Parte desta intriga voltou às páginas de jornais com a série “The Crown”, que se foca na vida de Isabel II. Na série da Netflix é abordado o ressentimento de Eduardo em relação à família real e a sua aproximação ao partido liderado por Hitler.

O anúncio que chegou com dois anos de antecedência

A 16 de março de 1976, o primeiro-ministro Harold Wilson pediu a demissão. A justificação oficial dava conta de um cansaço extremo tanto físico como mental – algumas pessoas defendem que Wilson, naquela altura, já começava a apresentar sinais de Alzheimer. 

No entanto, de acordo com a imprensa britânica, a verdadeira razão por detrás da saída do primeiro-ministro era muito mais política e financeira: as dificuldades económicas vividas no Reino Unido e a cisão dentro do Partido Trabalhista devido à entrada na Comunidade Económica Europeia (CEE) motivaram a saída do governante. 

A verdade é que Wilson era admirado pela rainha – após o anúncio da sua saída, Isabel II aceitou jantar no número 10 de Downing Street, algo que só tinha feito com Winston Churchill. 

Entretanto, a 19 de março, surge outro anúncio: o Palácio de Buckingham anuncia a separação da princesa Margarida, irmã de Isabel II, e de lorde Snowdon. Atenção: separação e não divórcio. “A princesa continuará a cumprir os seus deveres oficiais sem a companhia de lorde Snowdon. Não há planos para um divórcio”, dizia o comunicado emitido em 1976. 

Mas porquê anunciar naquela altura? A verdade é que, segundo fontes próximas da família real, o mal-estar entre o casal era notório muito tempo antes deste comunicado oficial. A vida boémia da irmã de Isabel II há muito que era comentada pelos jornais e o afastamento do casal era notícia desde os primeiros tempos de casamento. Ou seja, a separação não apanhou ninguém de surpresa…

Os britânicos ficaram em choque dois anos depois, quando Margarida acabou mesmo por avançar com o divórcio formal. 

Será que era mesmo necessário anunciar uma separação três dias depois da saída do primeiro-ministro do Reino Unido ou foi apenas uma forma de desviar atenções e encher páginas de jornais e revistas?

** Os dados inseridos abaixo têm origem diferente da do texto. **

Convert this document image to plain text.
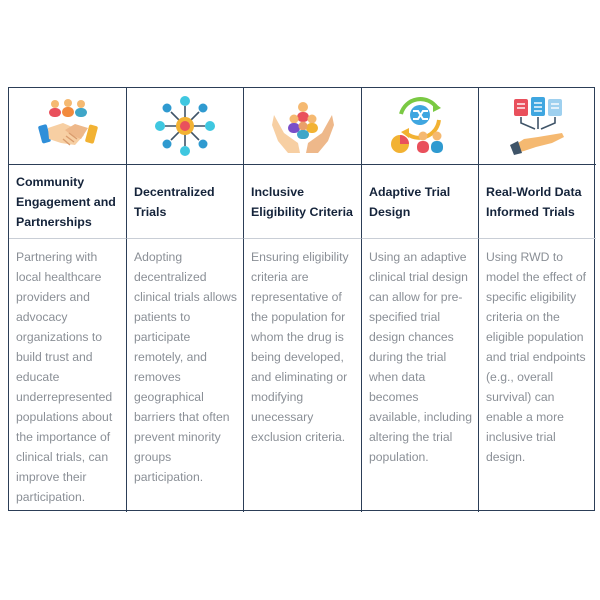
Community Engagement and Partnerships
Decentralized Trials
Inclusive Eligibility Criteria
Adaptive Trial Design
Real-World Data Informed Trials
Partnering with local healthcare providers and advocacy organizations to build trust and educate underrepresented populations about the importance of clinical trials, can improve their participation.
Adopting decentralized clinical trials allows patients to participate remotely, and removes geographical barriers that often prevent minority groups participation.
Ensuring eligibility criteria are representative of the population for whom the drug is being developed, and eliminating or modifying unecessary exclusion criteria.
Using an adaptive clinical trial design can allow for pre-specified trial design chances during the trial when data becomes available, including altering the trial population.
Using RWD to model the effect of specific eligibility criteria on the eligible population and trial endpoints (e.g., overall survival) can enable a more inclusive trial design.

O brandy de Carlos e o escândalo sexual

Às vezes não é preciso ter algo com tanto impacto mediático como um casamento ou um divórcio para prender as atenções de todos. Foi o que aconteceu com a história do brandy do príncipe Carlos. 

O filho de Isabel II tinha apenas 14 anos quando, durante uma visita de estudo, foi fotografado a beber um brandy. O príncipe, na altura, era aluno do colégio Gordonstoun. A 17 de junho de 1963, os estudantes ficaram hospedados num hotel na ilha de Lewis. Reza a história que, depois do jantar e antes de uma sessão de cinema, o príncipe dirigiu-se ao bar do hotel e decidiu pedir uma bebida. O filho da rainha nunca tinha provado uma bebida alcoólica, com exceção de um brandy de cereja que Isabel II lhe deu a provar antes de um dia de caça. Ora, sem conhecer outra bebida, Carlos decidiu pedir isso mesmo. O que o príncipe não sabia era que um jornalista estava presente no bar do hotel e a notícia acabou por ir parar aos jornais – nalguns casos, a história chegou a ser tema de capa. 

O que surpreende é o timing de tudo isto. É que, 12 dias antes desta aventura do príncipe de Inglaterra, rebentou o caso Profumo, o escândalo político que abalou o Reino Unido. Em causa estava a ligação sexual entre John Profumo, secretário de Estado da Guerra do governo de Harold Macmillan, e a modelo de 19 anos Christine Keeler. Profumo, que na altura tinha 46 anos, começou por negar as histórias publicadas na imprensa, mas a 5 de junho de 1963 acabou mesmo por assumir o caso com a jovem modelo e pedir a demissão do cargo. Este escândalo teve um impacto tal na vida política britânica que Harold Macmillan acabou por, em outubro, pedir a demissão do cargo de primeiro-ministro alegando razões de saúde. 

Neste caso, quer fosse a intenção ou não, a polémica monárquica teve mais força do que a vida política do Reino Unido.